Jobs range from the minimum call out of two hours to approx fourteen hours. The most common are two hour jobs. During peak summer period, I would often be given up to six of these per day. There’s a reasonable gap in between each job allowing for travel time between job locations, therefore, six two hour jobs in a day, equals twelve hours pay, but could easily be spaced over a sixteen hour period.  

The nature of the events industry is that its busiest at night. Generally, concerts finish late, the happy drunk audience that clapped and cheered and danced to the performance on stage gets replaced by a bunch of tired, stinky men in black shirts who rip and tear at the stage hoping it will collapse quick enough to load into the truck and disappear to the next mind numbing job.

It became somewhat a competition between work colleagues. Who had gone the longest without sleep and clocked up the most hours under the harshest environments. A form of boasting that I’m sure pleased the bosses handing out the jobs, feeding the egos of these money hungry men. I was caught up in the game too and despite my ability to see beyond the antics, there was something oddly thrilling about this work. The constant work and chaos of it all became somewhat addictive. The intense fast paced stage crew environment was a chance to see what the body was capable of enduring. Pushing my tired body to its limit and earning some decent cash out of it. Since experiencing life as a London stage hand, every job I’ve had since then is simple in comparison. 

There were occasions I went without regular sleep for days on end. One typically cold London night in Brighton, I slept in an eight seater van full with workers, the motor still running so that we could warm ourselves from the car heater. Another occasion after finishing at 2am I went to my local 24/7 gym for a sleep before my scheduled 8 o’clock start. I went into the empty gym and found a changeroom big enough to fit my body on the floor. I lay down with my rucksack as a pillow, trying to keep my body rigid in an attempt to avoid the sensor light turning, while the latest pump up tunes blared from the speaker outside.

Despite the physical strain, it truly was a pleasure, and a treat, to be a part of the backstage workings on some of the biggest events in the world, to go inside and see the progress at some fantastic venues.

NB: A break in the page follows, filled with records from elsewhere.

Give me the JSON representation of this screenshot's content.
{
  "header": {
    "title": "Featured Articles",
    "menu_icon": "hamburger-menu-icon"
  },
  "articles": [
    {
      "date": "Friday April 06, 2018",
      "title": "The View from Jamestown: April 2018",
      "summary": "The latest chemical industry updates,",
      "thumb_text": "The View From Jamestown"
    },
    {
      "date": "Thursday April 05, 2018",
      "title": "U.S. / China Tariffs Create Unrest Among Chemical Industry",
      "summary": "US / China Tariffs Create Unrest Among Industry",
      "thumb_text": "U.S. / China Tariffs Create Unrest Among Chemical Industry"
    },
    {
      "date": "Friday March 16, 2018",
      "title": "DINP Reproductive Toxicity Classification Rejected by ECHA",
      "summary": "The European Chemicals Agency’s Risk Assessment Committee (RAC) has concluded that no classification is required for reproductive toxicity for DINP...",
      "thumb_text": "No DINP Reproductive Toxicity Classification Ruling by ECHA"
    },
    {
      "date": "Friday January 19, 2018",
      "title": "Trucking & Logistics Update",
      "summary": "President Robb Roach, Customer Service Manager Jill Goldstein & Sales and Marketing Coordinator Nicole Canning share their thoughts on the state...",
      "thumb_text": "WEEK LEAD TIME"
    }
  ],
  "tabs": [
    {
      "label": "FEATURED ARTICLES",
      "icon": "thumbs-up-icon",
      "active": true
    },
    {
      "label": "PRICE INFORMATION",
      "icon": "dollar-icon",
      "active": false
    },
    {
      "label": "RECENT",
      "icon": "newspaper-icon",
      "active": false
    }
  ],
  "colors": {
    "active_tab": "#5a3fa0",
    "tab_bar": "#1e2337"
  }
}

Transforming from a bare floor to massive structure sometimes in a few hours. Jobs varied from erecting tents and big tops for massive scale events over several weeks like the Farmborough aeroplane festival. High security Jobs such as Buckingham palace and Windsor castle where guards confiscate passports and prohibit mobile phone use and standing on the grass, top performing musicians at the O2 Arena, the Roundhouse, and all the many ancient palaces and museums across London. I’ve worked for well know people like Queen Elizabeth, Justin Bieber, Florence and the Machine, Paul McCartney, and the Red Hot Chilli Peppers. An enormous amount of work goes on to make these events happen. The sheer amount of kit, props, and man power to get it going, then tear it all down in a couple of hours, like it never existed until the next gig. The hard sweat and toil of The staging crew is forgotten in an instant when the stars arrive, hidden with black t-shirts behind dark curtains or quickly ushered away from the venue entirely, out of sight of the rich and famous until we are welcomed back with open arms to start our shift at all hours of the night for disassemble.


Staging crew was an experience Im happy to have had, but one I’ll never seek to experience again. I was tired all the time and lost a great deal of physical weight. It was a strain physically and mentally. I could only recommend this job to a young traveller in need of quick cash. It gave me enough to continue my travels and certainly many more valuable life lessons, I learnt what real hard work is, how to function on four hours sleep or less, and gaining respect for people who come from disadvantaged life circumstances such as the eastern europeans i was lucky to meet. I have seemingly unlimited opportunities in life simply by being born with a passport containing an attractive badge on the front. Others unfairly don’t have this luxury and fight a daily battle because of it.